Increase transparency, increase competition, and address the lobby problem plaguing our nation.

 

(1) Citizens United v. Federal Election Commission

(2) McCutcheon v. Federal Election Commission, section IV (A) citing Citizens United, 558 U. S. at 359, which cites Federal Election Commission v. National Conservative Political Action Commission, 470 U.S., at 497, 105 S.Ct. 1459.

(3) Ibid.

(4) Citizens United v. Federal Election Commission citing McConnell v. Federal Election Commission at 297. What’s interesting is the McConnell decision from 2003 upheld the constitutionality of the Bipartisan Campaign Reform Act of 2002 (BCRA), which sought to curb soliciting and spending by national political party committees along with prohibiting the use of corporate funds to pay for broadcast ads clearly identifying a federal candidate within 30 days of a primary or 60 days of a general election. It’s also responsible for requiring candidates to claim responsibility for any campaign advertisement with the typical “I approve this message” quote. Less than 10 years later, the Supreme Court overturned a chunk of it through the Citizens United decision.

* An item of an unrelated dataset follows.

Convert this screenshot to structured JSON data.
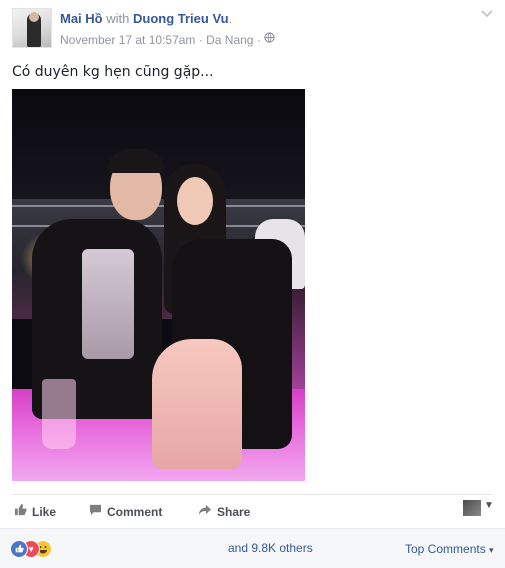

(5) OpenSecrets.org, Lobbying Database. Not only can you see totals spent in lobbying from 1998 through the present, but also parse the data by group, firm, industry, etc.

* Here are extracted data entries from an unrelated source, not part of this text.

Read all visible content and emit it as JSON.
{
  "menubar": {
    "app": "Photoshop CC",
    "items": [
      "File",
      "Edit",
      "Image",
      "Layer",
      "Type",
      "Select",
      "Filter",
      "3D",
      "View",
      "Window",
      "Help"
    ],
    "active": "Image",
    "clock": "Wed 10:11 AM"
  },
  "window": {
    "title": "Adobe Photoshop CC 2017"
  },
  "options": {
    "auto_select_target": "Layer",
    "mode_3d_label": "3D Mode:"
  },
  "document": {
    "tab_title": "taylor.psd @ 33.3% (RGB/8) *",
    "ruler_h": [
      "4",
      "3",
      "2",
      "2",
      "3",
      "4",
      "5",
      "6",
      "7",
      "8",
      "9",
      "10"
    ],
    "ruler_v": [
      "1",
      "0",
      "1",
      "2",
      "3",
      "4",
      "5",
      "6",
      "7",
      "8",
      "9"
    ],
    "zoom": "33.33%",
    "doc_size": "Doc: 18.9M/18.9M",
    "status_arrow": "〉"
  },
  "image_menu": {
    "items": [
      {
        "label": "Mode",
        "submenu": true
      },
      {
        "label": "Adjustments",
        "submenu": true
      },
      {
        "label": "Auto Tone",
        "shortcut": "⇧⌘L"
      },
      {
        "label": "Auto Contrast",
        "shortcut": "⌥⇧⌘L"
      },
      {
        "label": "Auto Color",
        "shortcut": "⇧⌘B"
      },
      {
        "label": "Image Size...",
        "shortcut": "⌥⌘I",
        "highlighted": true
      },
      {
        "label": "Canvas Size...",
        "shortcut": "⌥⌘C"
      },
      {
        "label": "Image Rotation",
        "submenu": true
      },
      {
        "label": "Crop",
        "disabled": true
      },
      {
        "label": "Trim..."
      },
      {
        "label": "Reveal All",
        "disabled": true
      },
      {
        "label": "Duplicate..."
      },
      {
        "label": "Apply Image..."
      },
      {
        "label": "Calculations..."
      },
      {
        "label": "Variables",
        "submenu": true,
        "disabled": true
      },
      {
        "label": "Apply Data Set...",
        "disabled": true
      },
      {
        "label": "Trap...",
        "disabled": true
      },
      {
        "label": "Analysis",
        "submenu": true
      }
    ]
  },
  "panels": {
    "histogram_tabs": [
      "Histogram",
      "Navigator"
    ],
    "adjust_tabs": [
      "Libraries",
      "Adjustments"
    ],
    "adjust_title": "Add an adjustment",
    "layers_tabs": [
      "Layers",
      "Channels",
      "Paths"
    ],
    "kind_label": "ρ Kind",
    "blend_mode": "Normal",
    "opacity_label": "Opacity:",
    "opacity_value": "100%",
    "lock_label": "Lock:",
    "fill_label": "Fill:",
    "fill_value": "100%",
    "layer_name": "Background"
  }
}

(6) OpenSecrets.org, The Shadow Money Trail. Discussion of many shadow/dark money happenings can be found in this section of the website.

(7) Auble, Dan, Waning Influence? Part 1: Tracking the Unlobbyist. The article speculates that forcing increased registration may have the opposite effect of driving lobbyists and special interests into more subtle or covert methods of doing business with government. While the legality may be questionable due to specific legalese of the Lobbying Disclosure Act (LDA) and other Acts, the morality of “hiding” such methods from the American people should be called into question, in my opinion.

(8) A fun exercise is to check out the latest federal budget from the U.S. Government Publishing Office at www.gpo.gov, review the outlays for a particular function or sub-function of the federal government, and then compare that to the amount of money spent on the elections. For example, the $6+ billion spent on campaigns in 2012 was more than the 2014 budget for general government legislative functions ($3.7 billion).

(9) U.S. Term Limits, Inc. v. Thornton.